Benefits of an Effective Pharmacological Treatment to Improve TBI Outcomes

Despite the enormity of the problem, scientists have yet to identify an effective pharmacological treatment for TBI. Current TBI therapy is supportive, with primary treatment goals being maintenance of blood pressure and oxygenation, and reduction of secondary brain injury through control of increased intracranial pressure.1 No drug or any interventions or treatments, of the many evaluated, have been shown to consistently improve survival or neurological outcome, and to date nearly all rigorously conducted clinical trials in neuroprotection have failed to show any consistent improvement in outcome for TBI patients.2,3,4

The development of a therapeutic agent for the successful treatment of TBI will provide significant benefits to patients and society. Potential benefits include:

  1. Efficacious treatment for TBI patients, where there is currently an unmet medical need
  2. Decreased mortality from brain injury
  3. Reduction of short-term and long-term disability
  4. Reduction of direct and indirect health care costs

Intravenous progesterone may prove to be such an agent.

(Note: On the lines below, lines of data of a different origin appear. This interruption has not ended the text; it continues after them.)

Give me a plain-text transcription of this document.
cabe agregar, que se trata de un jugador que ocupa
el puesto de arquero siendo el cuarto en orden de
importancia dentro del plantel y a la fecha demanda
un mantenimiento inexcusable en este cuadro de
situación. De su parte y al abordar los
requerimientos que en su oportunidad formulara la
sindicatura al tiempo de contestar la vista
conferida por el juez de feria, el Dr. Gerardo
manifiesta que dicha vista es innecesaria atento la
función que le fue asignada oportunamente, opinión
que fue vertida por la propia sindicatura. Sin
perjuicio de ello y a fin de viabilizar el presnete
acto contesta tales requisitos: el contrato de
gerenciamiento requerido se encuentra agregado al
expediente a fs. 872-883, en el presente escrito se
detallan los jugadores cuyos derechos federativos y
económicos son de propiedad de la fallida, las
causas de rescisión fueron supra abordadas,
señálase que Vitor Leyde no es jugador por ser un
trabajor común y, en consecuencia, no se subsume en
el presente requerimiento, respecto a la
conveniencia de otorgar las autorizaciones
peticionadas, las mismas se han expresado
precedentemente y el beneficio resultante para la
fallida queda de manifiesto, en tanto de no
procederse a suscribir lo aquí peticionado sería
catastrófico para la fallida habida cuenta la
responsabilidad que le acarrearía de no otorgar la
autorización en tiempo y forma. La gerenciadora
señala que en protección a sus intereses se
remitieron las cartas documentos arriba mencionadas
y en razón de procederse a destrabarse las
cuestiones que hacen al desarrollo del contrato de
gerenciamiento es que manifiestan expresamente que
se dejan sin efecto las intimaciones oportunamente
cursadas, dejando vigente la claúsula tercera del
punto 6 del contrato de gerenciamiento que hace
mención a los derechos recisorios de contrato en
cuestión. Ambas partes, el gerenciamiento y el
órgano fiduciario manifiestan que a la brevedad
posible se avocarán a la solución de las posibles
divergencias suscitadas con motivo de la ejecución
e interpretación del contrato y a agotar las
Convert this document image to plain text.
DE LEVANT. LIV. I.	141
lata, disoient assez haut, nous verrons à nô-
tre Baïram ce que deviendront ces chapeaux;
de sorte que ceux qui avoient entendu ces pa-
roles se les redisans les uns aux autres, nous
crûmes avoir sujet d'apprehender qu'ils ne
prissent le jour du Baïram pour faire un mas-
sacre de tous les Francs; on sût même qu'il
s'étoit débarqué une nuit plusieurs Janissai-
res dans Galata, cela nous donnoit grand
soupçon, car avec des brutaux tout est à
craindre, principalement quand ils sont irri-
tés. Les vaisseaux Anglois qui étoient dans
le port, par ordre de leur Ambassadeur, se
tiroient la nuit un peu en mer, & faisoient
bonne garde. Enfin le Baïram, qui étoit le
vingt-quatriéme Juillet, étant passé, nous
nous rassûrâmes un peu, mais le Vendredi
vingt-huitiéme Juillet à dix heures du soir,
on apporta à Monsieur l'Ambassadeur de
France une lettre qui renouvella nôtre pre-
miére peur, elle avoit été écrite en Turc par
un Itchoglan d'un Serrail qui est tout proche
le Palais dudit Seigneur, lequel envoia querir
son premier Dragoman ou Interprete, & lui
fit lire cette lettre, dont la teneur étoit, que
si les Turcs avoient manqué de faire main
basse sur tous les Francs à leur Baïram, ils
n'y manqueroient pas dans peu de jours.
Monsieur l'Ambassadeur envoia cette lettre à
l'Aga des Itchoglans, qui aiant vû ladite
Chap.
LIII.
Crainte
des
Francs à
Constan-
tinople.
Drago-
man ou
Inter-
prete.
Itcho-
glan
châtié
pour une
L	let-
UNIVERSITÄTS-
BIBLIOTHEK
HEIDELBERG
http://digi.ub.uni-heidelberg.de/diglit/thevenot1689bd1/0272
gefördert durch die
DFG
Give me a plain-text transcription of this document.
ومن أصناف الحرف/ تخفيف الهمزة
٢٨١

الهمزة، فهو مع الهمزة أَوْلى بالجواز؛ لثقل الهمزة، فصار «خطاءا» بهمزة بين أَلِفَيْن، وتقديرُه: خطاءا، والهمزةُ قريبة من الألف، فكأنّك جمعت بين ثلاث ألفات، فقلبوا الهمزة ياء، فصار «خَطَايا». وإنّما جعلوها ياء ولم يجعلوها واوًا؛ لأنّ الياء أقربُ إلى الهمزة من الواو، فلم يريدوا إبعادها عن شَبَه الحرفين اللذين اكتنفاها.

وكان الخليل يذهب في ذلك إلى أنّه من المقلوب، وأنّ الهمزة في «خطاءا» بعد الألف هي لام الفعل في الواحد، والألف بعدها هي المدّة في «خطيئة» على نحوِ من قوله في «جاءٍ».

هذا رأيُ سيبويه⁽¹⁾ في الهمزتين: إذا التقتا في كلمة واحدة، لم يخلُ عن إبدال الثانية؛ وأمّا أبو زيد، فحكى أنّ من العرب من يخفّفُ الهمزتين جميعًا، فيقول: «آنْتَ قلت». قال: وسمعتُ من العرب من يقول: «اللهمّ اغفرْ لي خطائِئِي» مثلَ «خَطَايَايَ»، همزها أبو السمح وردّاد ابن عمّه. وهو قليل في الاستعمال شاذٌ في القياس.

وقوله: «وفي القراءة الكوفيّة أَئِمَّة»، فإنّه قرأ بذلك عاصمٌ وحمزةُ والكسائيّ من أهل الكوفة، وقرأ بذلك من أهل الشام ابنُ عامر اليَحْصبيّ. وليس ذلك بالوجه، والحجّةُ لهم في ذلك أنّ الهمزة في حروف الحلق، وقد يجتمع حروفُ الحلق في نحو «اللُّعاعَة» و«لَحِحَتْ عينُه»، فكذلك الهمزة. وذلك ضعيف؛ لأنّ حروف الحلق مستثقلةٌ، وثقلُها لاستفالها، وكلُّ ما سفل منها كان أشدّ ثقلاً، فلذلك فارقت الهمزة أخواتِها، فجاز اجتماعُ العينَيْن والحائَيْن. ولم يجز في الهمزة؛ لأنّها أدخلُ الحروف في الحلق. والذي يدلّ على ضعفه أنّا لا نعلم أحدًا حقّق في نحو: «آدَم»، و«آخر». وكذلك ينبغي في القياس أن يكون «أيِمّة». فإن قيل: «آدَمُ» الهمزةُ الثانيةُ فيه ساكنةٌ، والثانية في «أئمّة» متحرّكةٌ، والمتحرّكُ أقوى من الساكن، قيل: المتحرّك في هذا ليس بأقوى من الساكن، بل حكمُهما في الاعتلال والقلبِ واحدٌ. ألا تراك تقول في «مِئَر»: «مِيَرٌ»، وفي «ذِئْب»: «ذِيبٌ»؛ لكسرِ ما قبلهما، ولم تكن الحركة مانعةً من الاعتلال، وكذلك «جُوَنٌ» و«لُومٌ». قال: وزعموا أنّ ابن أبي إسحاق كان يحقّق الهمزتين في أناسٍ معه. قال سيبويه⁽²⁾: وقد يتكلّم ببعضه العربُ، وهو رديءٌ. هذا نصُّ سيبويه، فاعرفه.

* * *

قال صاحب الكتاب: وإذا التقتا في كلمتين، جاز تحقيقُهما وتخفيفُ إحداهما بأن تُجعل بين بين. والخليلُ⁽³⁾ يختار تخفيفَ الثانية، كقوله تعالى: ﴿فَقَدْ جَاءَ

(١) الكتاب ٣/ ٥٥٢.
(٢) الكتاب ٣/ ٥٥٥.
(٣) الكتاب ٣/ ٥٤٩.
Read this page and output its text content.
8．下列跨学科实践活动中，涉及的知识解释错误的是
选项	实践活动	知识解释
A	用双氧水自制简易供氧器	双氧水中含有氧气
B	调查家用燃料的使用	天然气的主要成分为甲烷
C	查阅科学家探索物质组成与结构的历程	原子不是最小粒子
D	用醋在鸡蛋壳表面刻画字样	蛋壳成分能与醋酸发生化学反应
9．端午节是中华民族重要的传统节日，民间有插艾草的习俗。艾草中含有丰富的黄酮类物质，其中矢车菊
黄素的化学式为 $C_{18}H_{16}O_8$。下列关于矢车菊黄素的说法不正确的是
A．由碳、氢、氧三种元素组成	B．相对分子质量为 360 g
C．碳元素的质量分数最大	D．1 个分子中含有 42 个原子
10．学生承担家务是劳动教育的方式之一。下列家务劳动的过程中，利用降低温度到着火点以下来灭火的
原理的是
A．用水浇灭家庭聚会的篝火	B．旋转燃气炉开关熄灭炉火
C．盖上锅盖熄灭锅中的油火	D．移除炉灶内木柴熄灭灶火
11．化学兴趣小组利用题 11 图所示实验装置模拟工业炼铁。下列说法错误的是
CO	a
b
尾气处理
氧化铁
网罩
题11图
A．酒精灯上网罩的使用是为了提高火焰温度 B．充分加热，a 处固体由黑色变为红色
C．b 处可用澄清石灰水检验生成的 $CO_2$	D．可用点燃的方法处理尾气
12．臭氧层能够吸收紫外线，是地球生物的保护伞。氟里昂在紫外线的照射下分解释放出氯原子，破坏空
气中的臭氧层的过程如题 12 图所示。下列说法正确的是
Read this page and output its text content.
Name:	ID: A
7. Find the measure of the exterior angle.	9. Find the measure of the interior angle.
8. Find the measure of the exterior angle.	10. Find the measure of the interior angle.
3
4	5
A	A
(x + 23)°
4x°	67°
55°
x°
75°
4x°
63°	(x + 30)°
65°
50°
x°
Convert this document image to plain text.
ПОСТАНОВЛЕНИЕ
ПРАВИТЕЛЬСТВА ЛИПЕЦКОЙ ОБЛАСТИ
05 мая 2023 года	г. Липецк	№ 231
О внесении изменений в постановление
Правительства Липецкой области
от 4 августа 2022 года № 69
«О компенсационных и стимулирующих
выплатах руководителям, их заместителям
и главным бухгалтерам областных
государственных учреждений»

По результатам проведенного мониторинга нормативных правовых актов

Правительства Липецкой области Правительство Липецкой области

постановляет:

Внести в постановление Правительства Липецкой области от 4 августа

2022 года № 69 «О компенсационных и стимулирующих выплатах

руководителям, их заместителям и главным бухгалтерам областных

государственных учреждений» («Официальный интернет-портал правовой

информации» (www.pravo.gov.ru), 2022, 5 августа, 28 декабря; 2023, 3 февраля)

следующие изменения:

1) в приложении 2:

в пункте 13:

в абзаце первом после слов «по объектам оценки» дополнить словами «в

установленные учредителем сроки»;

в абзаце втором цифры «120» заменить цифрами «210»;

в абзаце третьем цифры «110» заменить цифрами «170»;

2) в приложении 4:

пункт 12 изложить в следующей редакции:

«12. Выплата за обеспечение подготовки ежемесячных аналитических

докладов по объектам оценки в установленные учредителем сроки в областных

Progesterone – also known as P4 (pregn-4-ene-3,20-dione) – is a 21-carbon steroid hormone known principally for its involvement in the female menstrual cycle, pregnancy (supports gestation) and embryogenesis of humans. Progesterone belongs to the progestin class of hormones, and is the major naturally occurring human progestogen. Its biological fate within the body is well known.

Discovery of progesterone's neuroprotective properties began with the observation of a gender difference in response to experimentally induced traumatic brain injury (TBI). After noting anecdotal reports that female rats recover better than male rats following TBI, researcher Donald Stein and his co-workers conducted studies which showed that the hormone might account for this discrepancy in outcomes.

While progesterone initially may seem like an unusual choice as a neuroprotective therapeutic agent, there is abundant evidence suggesting that, in fact, this is a normal role of this steroid hormone. In addition to its well-known effects on the reproductive system, progesterone is a potent neurosteroid and progesterone receptors are abundant and widely distributed in the central nervous system (CNS). Moreover, unlike other sex steroids, such as estrogen, progesterone is not only synthesized in the gonads and adrenal glands, but also produced by glial cells in the brain and by Schwann cells in the peripheral nervous system. In addition, allopregnanolone, a metabolite of progesterone preferentially produced in the CNS, has been shown to be an active neuroprotectant molecule.6

  1. Park, E. et al., (2008). CMAJ., 178(9), 1163-1170.
  2. Beauchamp, K., Mutlak, H., Smith, W.R., Shohami, E., and Stahel, P.F. (2008). Mol. Med. 14(11-12), 731-740.
  3. Kazanis, I. (2005). Brain Res. Rev., 50, 377-386.
  4. Tolias, C.M., and Bullock, M.R. (2004). NeuroRx., 1(1), 71-79.
  5. Goldfien, A. (1989) The gonadal hormones & inhibitors. In: Katzung BG, ed. Basic and Clinical Pharmacology (pp 493-516). 4 ed. Appleton & Lange: Norwalk.
  6. Stein, D.G. (2008). Brain Res. Rev., 57, 386-397.